Un trentenne milanese è stato condannato a 16 anni e 10 mesi in abbreviato a Milano per sei episodi di violenza sessuale ai danni di bambine, detenzione di materiale pedopornografico e violazione della misura della sorveglianza speciale.
Lo ha deciso la gup Daniela Cardamone superando la richiesta di pena a 13 anni formulata dal pm Francesca Gentilini, titolare delle indagini della Squadra mobile.
L’uomo, difeso dall’avvocato Roberto Grittini, aveva già scontato due condanne definitive per reati sessuali nei confronti dei minori. E’ accusato di aver abusato nei primi mesi del 2018 di due sorelline alle quali faceva da baby sitter e di altre quattro bimbe tra il 2021 e il marzo 2022, quando è stato arrestato per la violazione delle prescrizioni imposte dal Tribunale.
Dalla perquisizione domiciliare gli investigatori della quarta sezione lo avevano trovato in possesso di oltre mille file tra foto e video di natura pedopornografica. Stando all’inchiesta il trentenne approcciava i genitori delle giovani vittime sui social fingendosi una donna. Poi con una scusa si presentava di persona offrendosi in alcuni casi di fare anche delle ripetizioni. Una volta rimasto solo con le bambine le abusava. Le motivazioni saranno depositate tra 60 giorni.
Il presunto pedofilo seriale è stato condannato anche per detenzione di materiale pedopornografico (più di mille file), oltre che per la violazione della misura della sorveglianza speciale e per le violenze sulle sei bimbe.
Senza attenuanti e con la recidiva nella massima estensione. Dalle indagini è emerso che, anche attraverso i social, l’uomo sarebbe riuscito ad agganciare famiglie in difficoltà per arrivare, poi, ad abusare di bambine. In passato aveva anche seguito il noto percorso riabilitativo per ‘sex offender’ del professor Paolo Guglielmo Giulini, criminologo e professore all’Università Cattolica, al quale si era volontariamente sottoposto.

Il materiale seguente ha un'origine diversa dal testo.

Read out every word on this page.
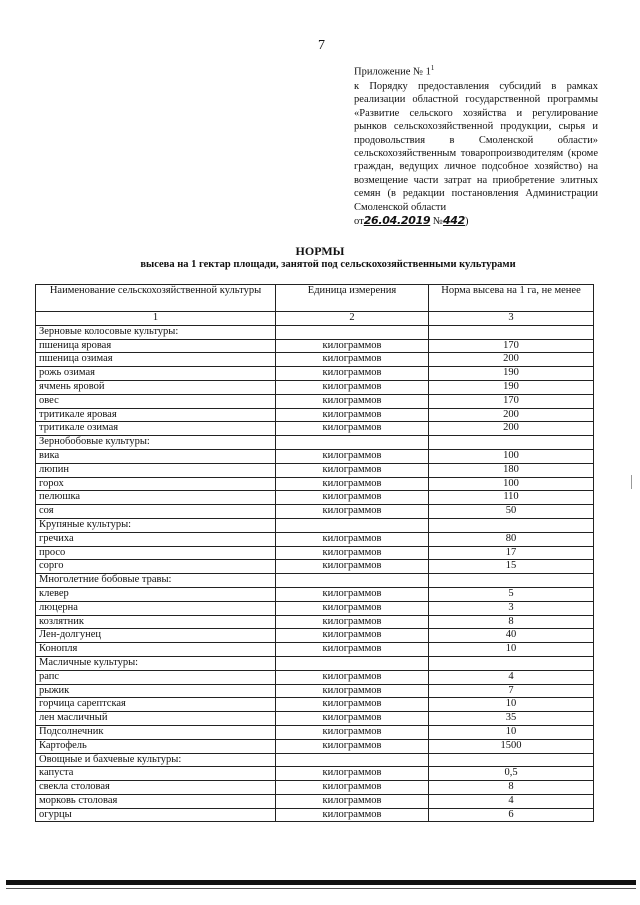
7

Приложение № $1^1$

к Порядку предоставления субсидий в рамках реализации областной государственной программы «Развитие сельского хозяйства и регулирование рынков сельскохозяйственной продукции, сырья и продовольствия в Смоленской области» сельскохозяйственным товаропроизводителям (кроме граждан, ведущих личное подсобное хозяйство) на возмещение части затрат на приобретение элитных семян (в редакции постановления Администрации Смоленской области
от26.04.2019 №442)

НОРМЫ
высева на 1 гектар площади, занятой под сельскохозяйственными культурами
Наименование сельскохозяйственной культуры	Единица измерения	Норма высева на 1 га, не менее
1	2	3
Зерновые колосовые культуры:		
пшеница яровая	килограммов	170
пшеница озимая	килограммов	200
рожь озимая	килограммов	190
ячмень яровой	килограммов	190
овес	килограммов	170
тритикале яровая	килограммов	200
тритикале озимая	килограммов	200
Зернобобовые культуры:		
вика	килограммов	100
люпин	килограммов	180
горох	килограммов	100
пелюшка	килограммов	110
соя	килограммов	50
Крупяные культуры:		
гречиха	килограммов	80
просо	килограммов	17
сорго	килограммов	15
Многолетние бобовые травы:		
клевер	килограммов	5
люцерна	килограммов	3
козлятник	килограммов	8
Лен-долгунец	килограммов	40
Конопля	килограммов	10
Масличные культуры:		
рапс	килограммов	4
рыжик	килограммов	7
горчица сарептская	килограммов	10
лен масличный	килограммов	35
Подсолнечник	килограммов	10
Картофель	килограммов	1500
Овощные и бахчевые культуры:		
капуста	килограммов	0,5
свекла столовая	килограммов	8
морковь столовая	килограммов	4
огурцы	килограммов	6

Nell’interrogatorio dopo l’ultimo arresto, a fine marzo scorso, il giovane aveva detto al giudice di essere malato, chiedendo, così a verbale, la “castrazione chimica”. La Procura aveva chiesto una condanna a 13 anni e il giudice, senza concedere alcuna diminuzione prevista dalle norme, ha portato la pena fino a 16 anni.